Production Stripe webhook handling requires four things done in order: verify the Stripe-Signature header against the raw request body before any parsing, return 200 immediately and enqueue to a durable background queue, claim idempotency using the event ID with atomic INSERT ON CONFLICT in the worker, and maintain a dead-letter queue for events that exhaust retries. [Stripe retries for up to three days](https://docs.stripe.com/webhooks) in live mode with exponential backoff, so dedup TTL should be at least seven days. Stripe doesn't guarantee event order — fetch current state from your database rather than assuming prior events have already run.

What should a webhook retry strategy include?

A webhook retry strategy needs exponential backoff with jitter, a defined maximum attempt count, and a dead-letter queue for events that exhaust the budget. Exponential backoff prevents overwhelming recovering services. Jitter prevents a synchronized thundering herd when multiple services restart simultaneously on the same backoff schedule. The maximum attempt count prevents runaway retry loops consuming compute on permanently broken events. After the budget is exhausted, the [DLQ](https://hookdeck.com/webhooks/guides/dead-letter-queues-webhook-reliability) preserves the event for manual inspection and controlled replay — the difference between a recoverable incident and a data loss event.

How do I prevent duplicate webhook event processing with Postgres?

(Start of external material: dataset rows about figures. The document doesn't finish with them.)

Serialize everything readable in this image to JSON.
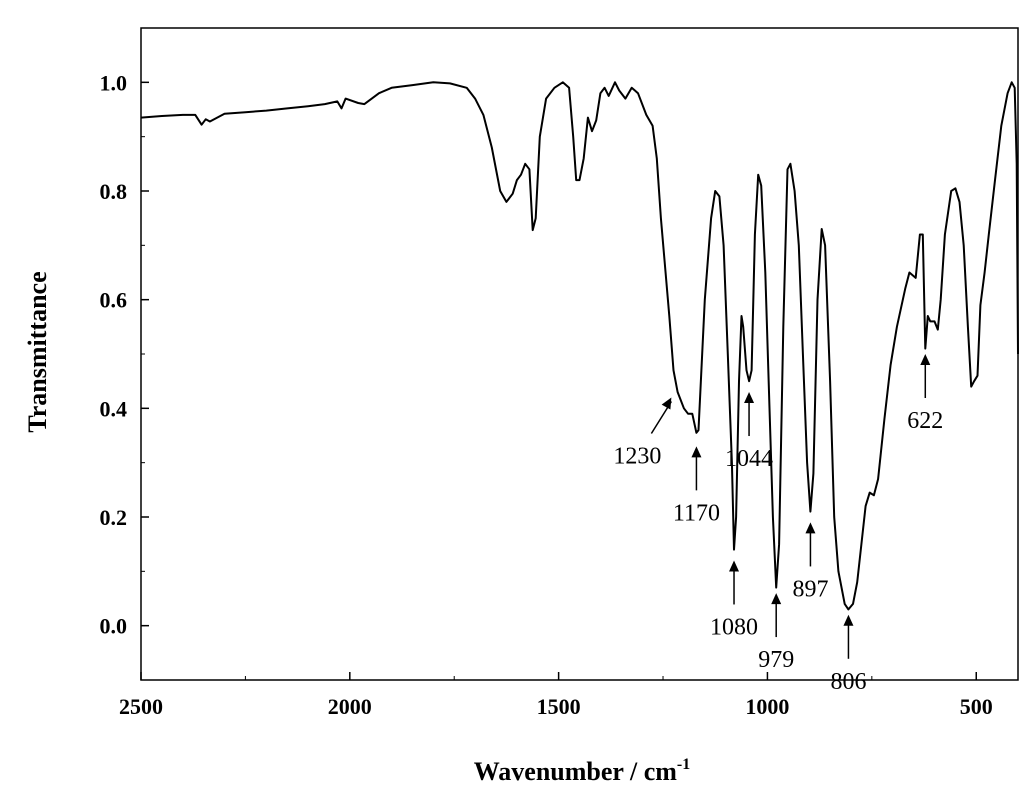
{
  "chart_data": {
    "type": "line",
    "xlabel": "Wavenumber / cm",
    "xlabel_sup": "-1",
    "ylabel": "Transmittance",
    "xlim": [
      2500,
      400
    ],
    "ylim": [
      -0.1,
      1.1
    ],
    "x_reversed": true,
    "x_ticks": [
      2500,
      2000,
      1500,
      1000,
      500
    ],
    "x_tick_labels": [
      "2500",
      "2000",
      "1500",
      "1000",
      "500"
    ],
    "y_ticks": [
      0.0,
      0.2,
      0.4,
      0.6,
      0.8,
      1.0
    ],
    "y_tick_labels": [
      "0.0",
      "0.2",
      "0.4",
      "0.6",
      "0.8",
      "1.0"
    ],
    "grid": false,
    "series": [
      {
        "color": "#000000",
        "points": [
          [
            2500,
            0.935
          ],
          [
            2450,
            0.938
          ],
          [
            2400,
            0.94
          ],
          [
            2370,
            0.94
          ],
          [
            2355,
            0.922
          ],
          [
            2345,
            0.932
          ],
          [
            2335,
            0.928
          ],
          [
            2300,
            0.942
          ],
          [
            2250,
            0.945
          ],
          [
            2200,
            0.948
          ],
          [
            2150,
            0.952
          ],
          [
            2100,
            0.956
          ],
          [
            2060,
            0.96
          ],
          [
            2030,
            0.965
          ],
          [
            2020,
            0.952
          ],
          [
            2010,
            0.97
          ],
          [
            1980,
            0.962
          ],
          [
            1965,
            0.96
          ],
          [
            1930,
            0.98
          ],
          [
            1900,
            0.99
          ],
          [
            1850,
            0.995
          ],
          [
            1800,
            1.0
          ],
          [
            1760,
            0.998
          ],
          [
            1720,
            0.99
          ],
          [
            1700,
            0.97
          ],
          [
            1680,
            0.94
          ],
          [
            1660,
            0.88
          ],
          [
            1640,
            0.8
          ],
          [
            1625,
            0.78
          ],
          [
            1610,
            0.795
          ],
          [
            1600,
            0.82
          ],
          [
            1590,
            0.83
          ],
          [
            1580,
            0.85
          ],
          [
            1570,
            0.84
          ],
          [
            1562,
            0.728
          ],
          [
            1555,
            0.75
          ],
          [
            1545,
            0.9
          ],
          [
            1530,
            0.97
          ],
          [
            1510,
            0.99
          ],
          [
            1490,
            1.0
          ],
          [
            1475,
            0.99
          ],
          [
            1465,
            0.9
          ],
          [
            1458,
            0.82
          ],
          [
            1450,
            0.82
          ],
          [
            1440,
            0.86
          ],
          [
            1430,
            0.935
          ],
          [
            1420,
            0.91
          ],
          [
            1410,
            0.93
          ],
          [
            1400,
            0.98
          ],
          [
            1390,
            0.99
          ],
          [
            1380,
            0.975
          ],
          [
            1365,
            1.0
          ],
          [
            1355,
            0.985
          ],
          [
            1340,
            0.97
          ],
          [
            1325,
            0.99
          ],
          [
            1310,
            0.98
          ],
          [
            1290,
            0.94
          ],
          [
            1275,
            0.92
          ],
          [
            1265,
            0.86
          ],
          [
            1255,
            0.75
          ],
          [
            1245,
            0.66
          ],
          [
            1235,
            0.57
          ],
          [
            1225,
            0.47
          ],
          [
            1215,
            0.43
          ],
          [
            1200,
            0.4
          ],
          [
            1190,
            0.39
          ],
          [
            1180,
            0.39
          ],
          [
            1170,
            0.355
          ],
          [
            1165,
            0.36
          ],
          [
            1150,
            0.6
          ],
          [
            1135,
            0.75
          ],
          [
            1125,
            0.8
          ],
          [
            1115,
            0.79
          ],
          [
            1105,
            0.7
          ],
          [
            1095,
            0.5
          ],
          [
            1085,
            0.3
          ],
          [
            1080,
            0.14
          ],
          [
            1075,
            0.2
          ],
          [
            1068,
            0.45
          ],
          [
            1062,
            0.57
          ],
          [
            1058,
            0.55
          ],
          [
            1050,
            0.47
          ],
          [
            1044,
            0.45
          ],
          [
            1038,
            0.47
          ],
          [
            1030,
            0.72
          ],
          [
            1022,
            0.83
          ],
          [
            1015,
            0.81
          ],
          [
            1005,
            0.65
          ],
          [
            995,
            0.4
          ],
          [
            987,
            0.2
          ],
          [
            979,
            0.07
          ],
          [
            972,
            0.15
          ],
          [
            962,
            0.55
          ],
          [
            952,
            0.84
          ],
          [
            945,
            0.85
          ],
          [
            935,
            0.8
          ],
          [
            925,
            0.7
          ],
          [
            915,
            0.5
          ],
          [
            905,
            0.3
          ],
          [
            897,
            0.21
          ],
          [
            890,
            0.28
          ],
          [
            880,
            0.6
          ],
          [
            870,
            0.73
          ],
          [
            862,
            0.7
          ],
          [
            850,
            0.45
          ],
          [
            840,
            0.2
          ],
          [
            830,
            0.1
          ],
          [
            815,
            0.04
          ],
          [
            806,
            0.03
          ],
          [
            795,
            0.04
          ],
          [
            785,
            0.08
          ],
          [
            775,
            0.15
          ],
          [
            765,
            0.22
          ],
          [
            755,
            0.245
          ],
          [
            745,
            0.24
          ],
          [
            735,
            0.27
          ],
          [
            720,
            0.38
          ],
          [
            705,
            0.48
          ],
          [
            690,
            0.55
          ],
          [
            670,
            0.62
          ],
          [
            660,
            0.65
          ],
          [
            645,
            0.64
          ],
          [
            635,
            0.72
          ],
          [
            628,
            0.72
          ],
          [
            622,
            0.51
          ],
          [
            616,
            0.57
          ],
          [
            610,
            0.56
          ],
          [
            600,
            0.56
          ],
          [
            592,
            0.545
          ],
          [
            585,
            0.6
          ],
          [
            575,
            0.72
          ],
          [
            560,
            0.8
          ],
          [
            550,
            0.805
          ],
          [
            540,
            0.78
          ],
          [
            530,
            0.7
          ],
          [
            520,
            0.55
          ],
          [
            512,
            0.44
          ],
          [
            505,
            0.45
          ],
          [
            497,
            0.46
          ],
          [
            490,
            0.59
          ],
          [
            480,
            0.65
          ],
          [
            470,
            0.72
          ],
          [
            455,
            0.82
          ],
          [
            440,
            0.92
          ],
          [
            425,
            0.98
          ],
          [
            415,
            1.0
          ],
          [
            408,
            0.99
          ],
          [
            403,
            0.85
          ],
          [
            400,
            0.5
          ]
        ]
      }
    ],
    "annotations": [
      {
        "label": "1230",
        "target": [
          1230,
          0.42
        ],
        "dir": "diag"
      },
      {
        "label": "1170",
        "target": [
          1170,
          0.33
        ],
        "dir": "up"
      },
      {
        "label": "1044",
        "target": [
          1044,
          0.43
        ],
        "dir": "up"
      },
      {
        "label": "1080",
        "target": [
          1080,
          0.12
        ],
        "dir": "up"
      },
      {
        "label": "979",
        "target": [
          979,
          0.06
        ],
        "dir": "up"
      },
      {
        "label": "897",
        "target": [
          897,
          0.19
        ],
        "dir": "up"
      },
      {
        "label": "806",
        "target": [
          806,
          0.02
        ],
        "dir": "up"
      },
      {
        "label": "622",
        "target": [
          622,
          0.5
        ],
        "dir": "up"
      }
    ]
  }
}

Use `INSERT INTO processed_webhooks (event_id) VALUES ($1) ON CONFLICT (event_id) DO NOTHING RETURNING id` to claim each event atomically before any business logic runs. If the RETURNING clause returns no rows, the event was already claimed by a prior delivery or a concurrent retry — skip processing. Execute business logic inside the same database transaction as the claim INSERT, so both commit together or not at all. A crash between a separate business commit and idempotency commit is the second failure mode — they must be atomic. Set a cleanup schedule to delete rows older than seven days, matching Stripe's retry window plus a safety margin.